DELİLLERİN DEĞERLENDİRİLMESİ VE GEREKÇE:
I.DAVANIN NİTELENDİRİLMESİ
Taraflar arasında görülmekte olan davanın; Davalının ortaklık anlayışına aykırı iş ve eylemleri sebebiyle 6762 Sayılı TTK’nın 551. maddesi gereğince haklı nedenle şirket ortaklığından çıkarılması ve davalının ayrılmak akçesi talebine ilişkin olduğu anlaşılmıştır.
HÜKME EMSAL ALINAN YÜKSEK MAHKEME İLAMLARI
1.Mahkememizin 25/02/2016 Tarih ve … Esas-… Karar sayılı ilamının temyiz incelemesi neticesinde kaldırılmasına ilişkin T.C. Yargıtay . Hukuk Dairesinin 08/01/2018 Tarih ve … Esas-… Karar sayılı ilamında;
“Dava dosyası içerisindeki bilgi ve belgelere, mahkeme kararının gerekçesinde dayanılan delillerin tartışılıp, değerlendirilmesinde usul ve yasaya aykırı bir yön bulunmamasına göre, davalı vekilinin aşağıdaki bent dışındaki sair temyiz itirazları yerinde değildir.
Dava, davalı ortağın 6762 sayılı TTK 551. maddesi uyarınca haklı sebeplerle limited şirket ortaklığından çıkarılması istemine ilişkindir. Mahkemece, davalının şirketten çıkarılmasına karar verilmiştir.
Mahkemece, davalı tarafa ayrılma akçesi isteyip istemediği sorulmuştur. Davalı vekili tarafından verilen beyan dilekçesi ile 20/02/2012 tarihi itibarıyla şirket demirbaşları baz alınarak yapılacak hesaplama sonucunda ayrılma akçesinin hesaplanması talep edilmiştir. Mahkemece bu beyan üzerine, 25/02/2016 tarihli duruşmada davalının ayrılma akçesi talep etmediğine dair ara kararı kurulmuştur. Ancak, davacı iddiaları ve delilleri birlikte değerlendirildiğinde çıkarılma isteminin haklı sebebe dayandığı anlaşılmakla, mahkemece Dairemizin yerleşmiş içtihatlarına göre ortaklıktan çıkarılmasına karar verilen ortağın ayrılma payının karar tarihine en yakın tarihteki şirket mal varlığının gerçek değerinin belirlenmesine göre hesaplanıp sonucuna göre karar verilmesi gerekirken yanılgılı gerekçelerle karar verilmesi doğru görülmemiş, kararın bu nedenle davalı yararına bozulması gerekmiştir.” denilmiştir.

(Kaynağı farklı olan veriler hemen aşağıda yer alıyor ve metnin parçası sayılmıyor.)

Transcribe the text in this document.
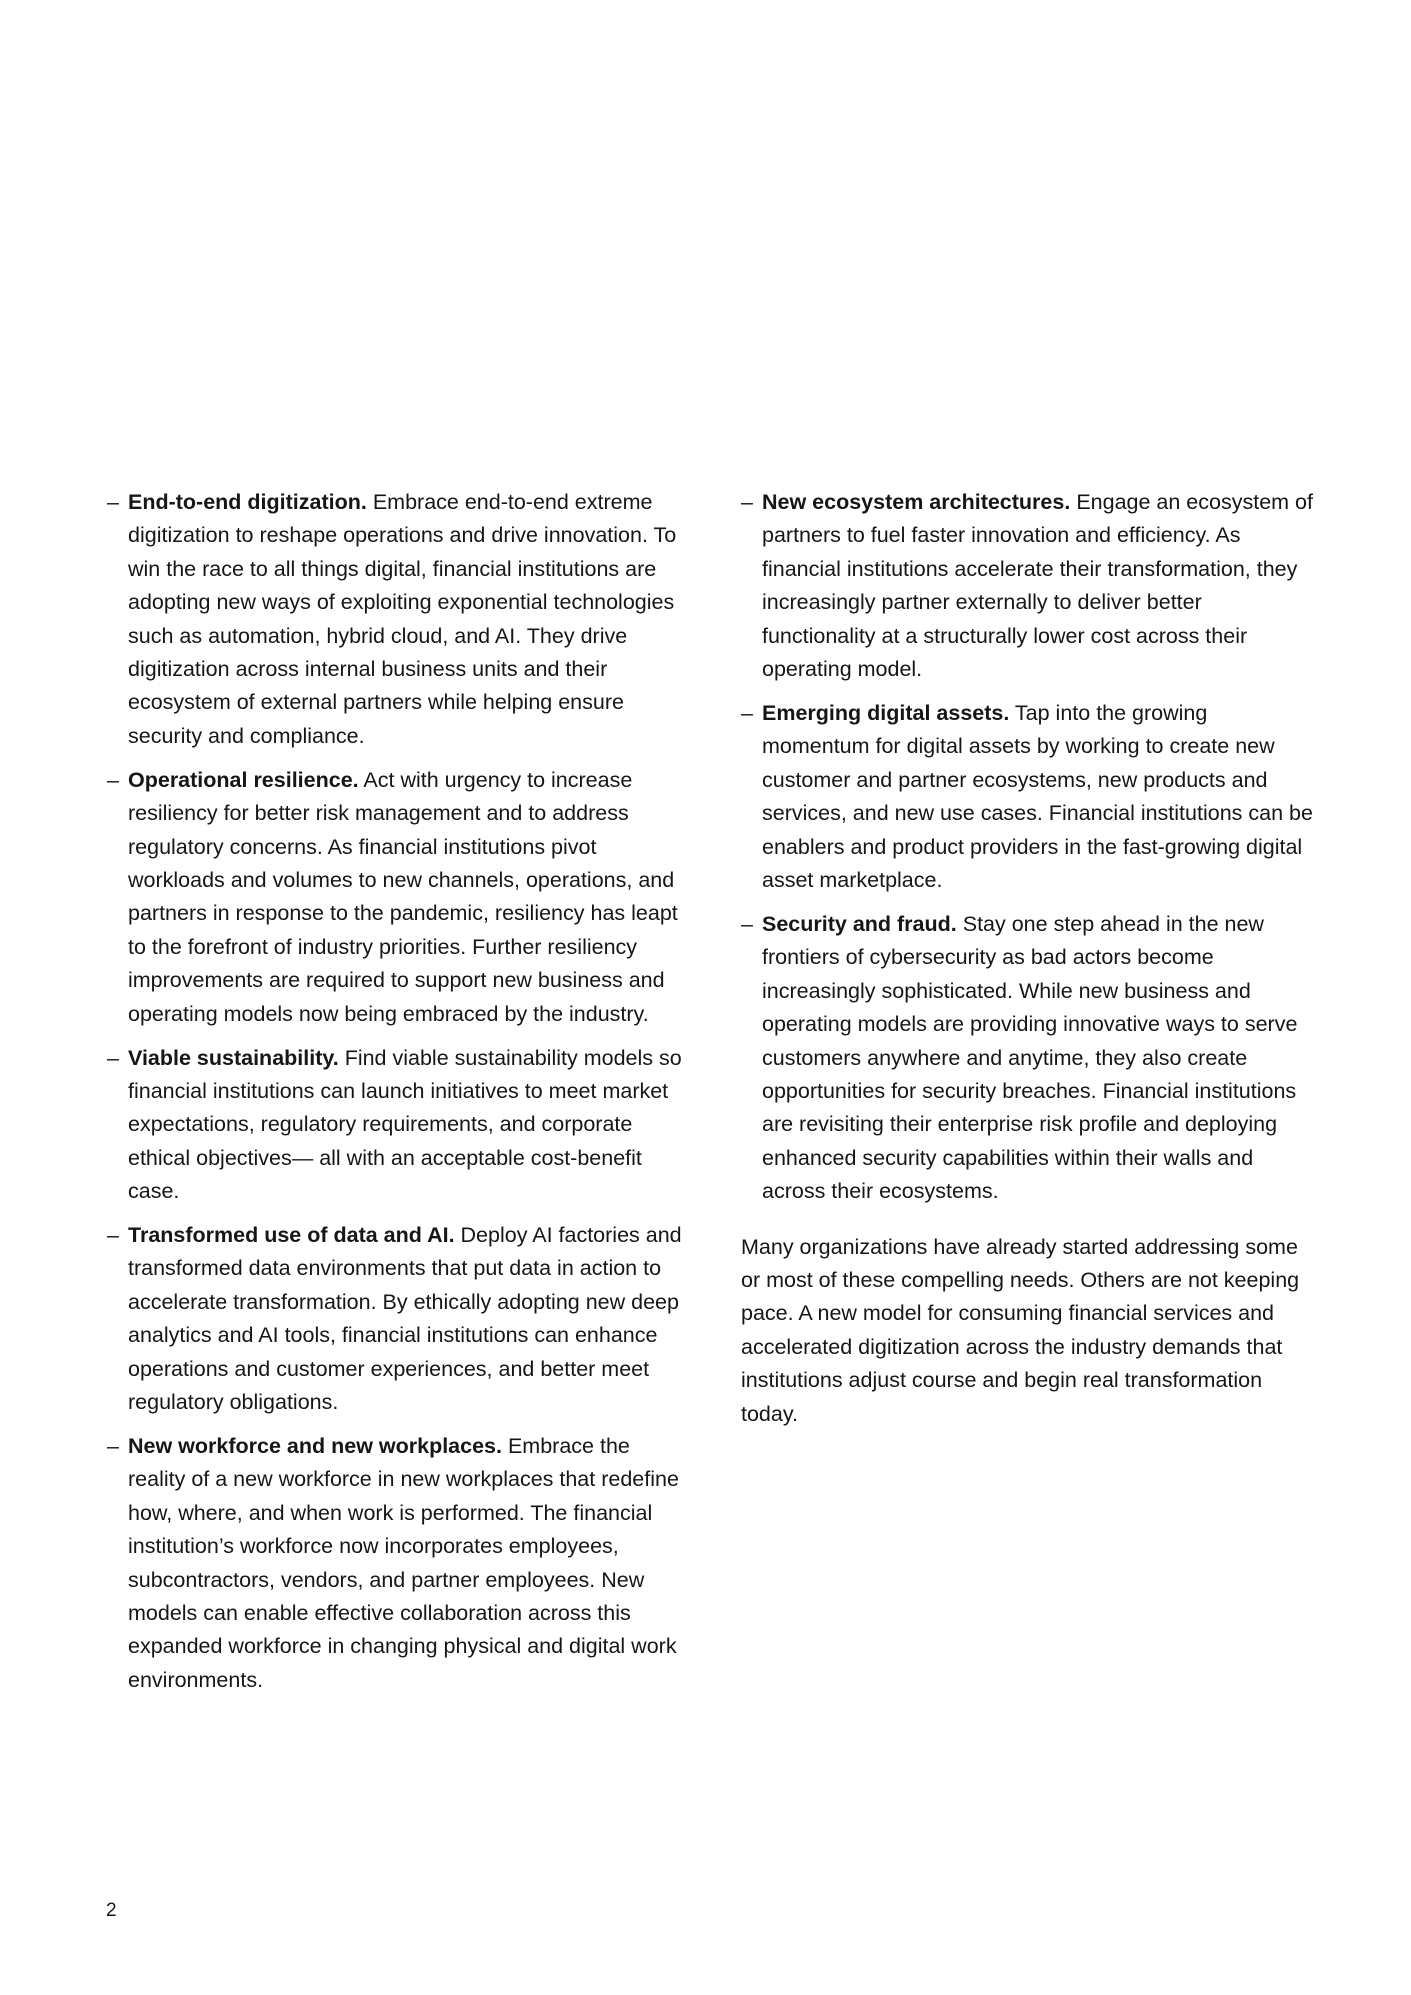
– End-to-end digitization. Embrace end-to-end extreme digitization to reshape operations and drive innovation. To win the race to all things digital, financial institutions are adopting new ways of exploiting exponential technologies such as automation, hybrid cloud, and AI. They drive digitization across internal business units and their ecosystem of external partners while helping ensure security and compliance.
– Operational resilience. Act with urgency to increase resiliency for better risk management and to address regulatory concerns. As financial institutions pivot workloads and volumes to new channels, operations, and partners in response to the pandemic, resiliency has leapt to the forefront of industry priorities. Further resiliency improvements are required to support new business and operating models now being embraced by the industry.
– Viable sustainability. Find viable sustainability models so financial institutions can launch initiatives to meet market expectations, regulatory requirements, and corporate ethical objectives— all with an acceptable cost-benefit case.
– Transformed use of data and AI. Deploy AI factories and transformed data environments that put data in action to accelerate transformation. By ethically adopting new deep analytics and AI tools, financial institutions can enhance operations and customer experiences, and better meet regulatory obligations.
– New workforce and new workplaces. Embrace the reality of a new workforce in new workplaces that redefine how, where, and when work is performed. The financial institution’s workforce now incorporates employees, subcontractors, vendors, and partner employees. New models can enable effective collaboration across this expanded workforce in changing physical and digital work environments.
– New ecosystem architectures. Engage an ecosystem of partners to fuel faster innovation and efficiency. As financial institutions accelerate their transformation, they increasingly partner externally to deliver better functionality at a structurally lower cost across their operating model.
– Emerging digital assets. Tap into the growing momentum for digital assets by working to create new customer and partner ecosystems, new products and services, and new use cases. Financial institutions can be enablers and product providers in the fast-growing digital asset marketplace.
– Security and fraud. Stay one step ahead in the new frontiers of cybersecurity as bad actors become increasingly sophisticated. While new business and operating models are providing innovative ways to serve customers anywhere and anytime, they also create opportunities for security breaches. Financial institutions are revisiting their enterprise risk profile and deploying enhanced security capabilities within their walls and across their ecosystems.

Many organizations have already started addressing some or most of these compelling needs. Others are not keeping pace. A new model for consuming financial services and accelerated digitization across the industry demands that institutions adjust course and begin real transformation today.

2
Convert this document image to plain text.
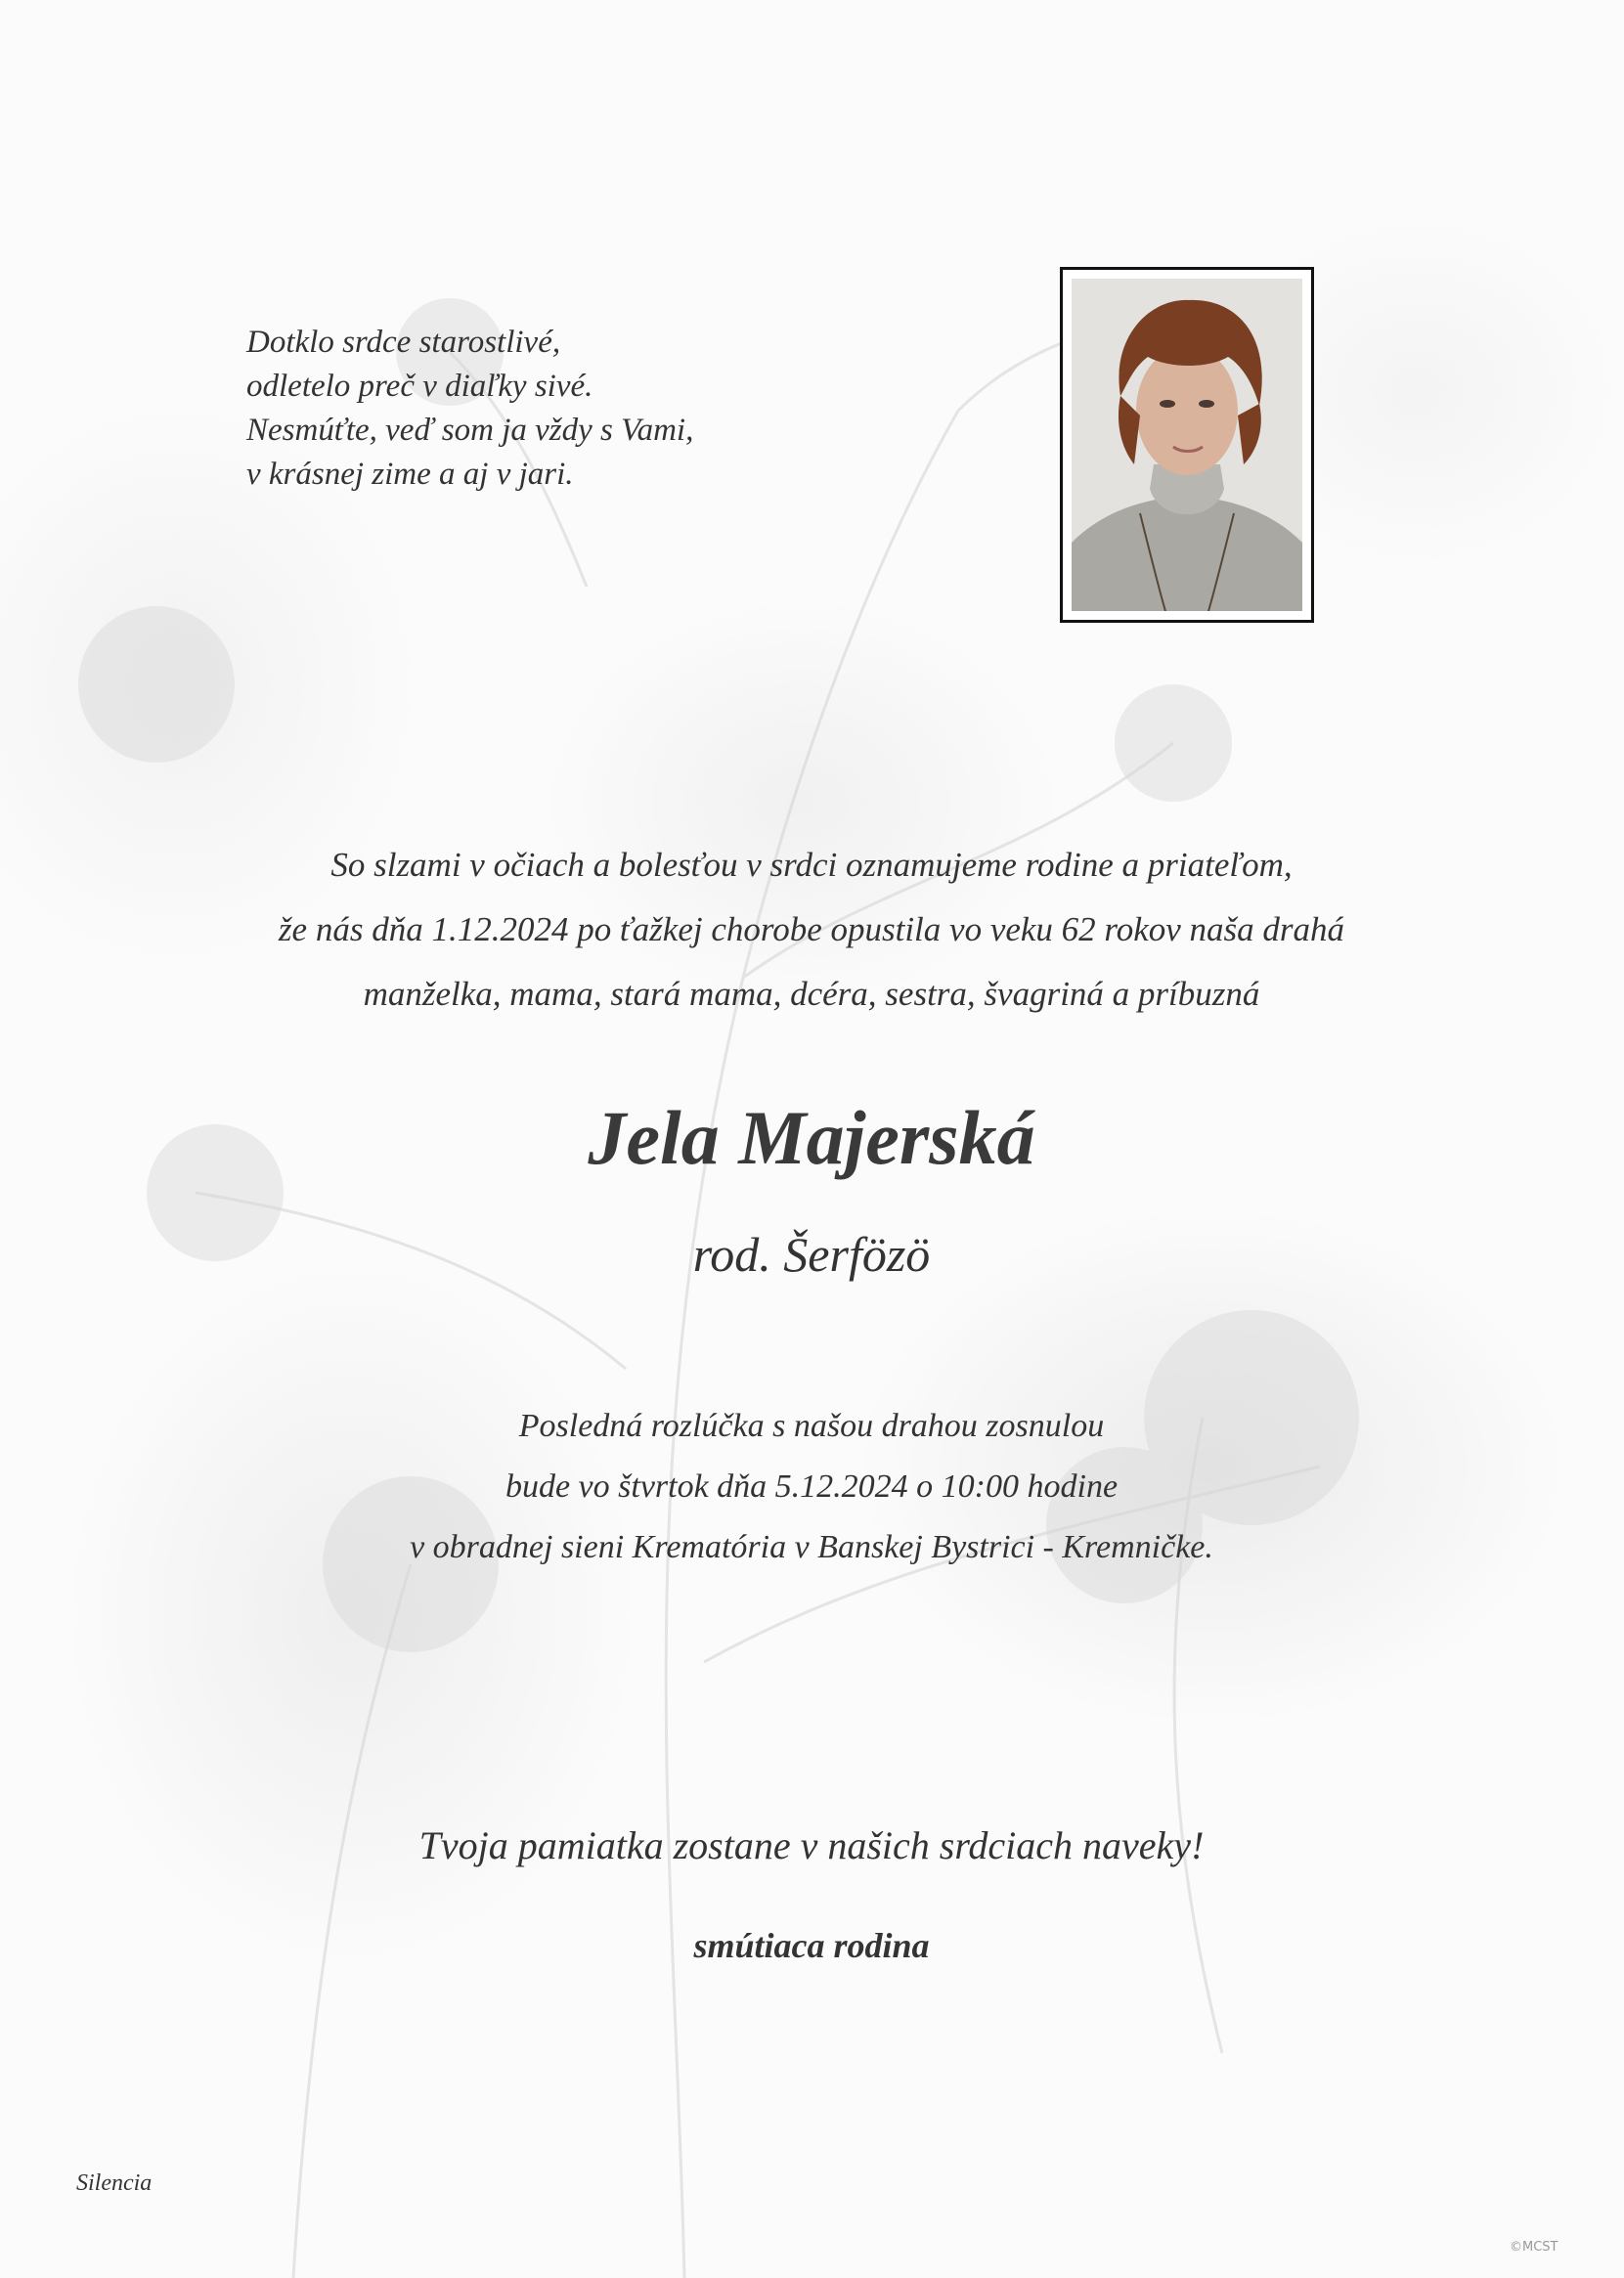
Dotklo srdce starostlivé,
odletelo preč v diaľky sivé.
Nesmúťte, veď som ja vždy s Vami,
v krásnej zime a aj v jari.
So slzami v očiach a bolesťou v srdci oznamujeme rodine a priateľom,
že nás dňa 1.12.2024 po ťažkej chorobe opustila vo veku 62 rokov naša drahá
manželka, mama, stará mama, dcéra, sestra, švagriná a príbuzná
Jela Majerská
rod. Šerfözö
Posledná rozlúčka s našou drahou zosnulou
bude vo štvrtok dňa 5.12.2024 o 10:00 hodine
v obradnej sieni Krematória v Banskej Bystrici - Kremničke.
Tvoja pamiatka zostane v našich srdciach naveky!
smútiaca rodina
Silencia
©MCST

2.T.C. Yargıtay . Hukuk Dairesinin 01/12/2022 Tarih ve … Esas-… Karar sayılı ilamında;
“Dairemiz bozma ilamına uyulması üzerine mahkemece, bu kez davanın kabulüne karar verilmiştir. İlk karar usülden bozulmakla yeniden yapılacak yargılamada ilk kararın aksine hüküm verilmesinde bir beis bulunmamaktadır. Ancak, mahkemece davacının davasını ispatlayabilmesi için bilirkişi incelemesi yapılmasının gerekli olduğu kanaatine varılmış ve bu minvalde davacıya yukarıda belirtildiği şekilde kesin süre verilmiş ve bu süre zarfında gerekli masrafın davacı tarafça yatırılmaması üzerine mahkemece dosya kapsamındaki deliller değerlendirilerek karar verileceği ihtar edilmiştir. Bu durumda, dosyadaki mevcut deliller kapsamında bir değerlendirme yapılacağı izahtan varestedir.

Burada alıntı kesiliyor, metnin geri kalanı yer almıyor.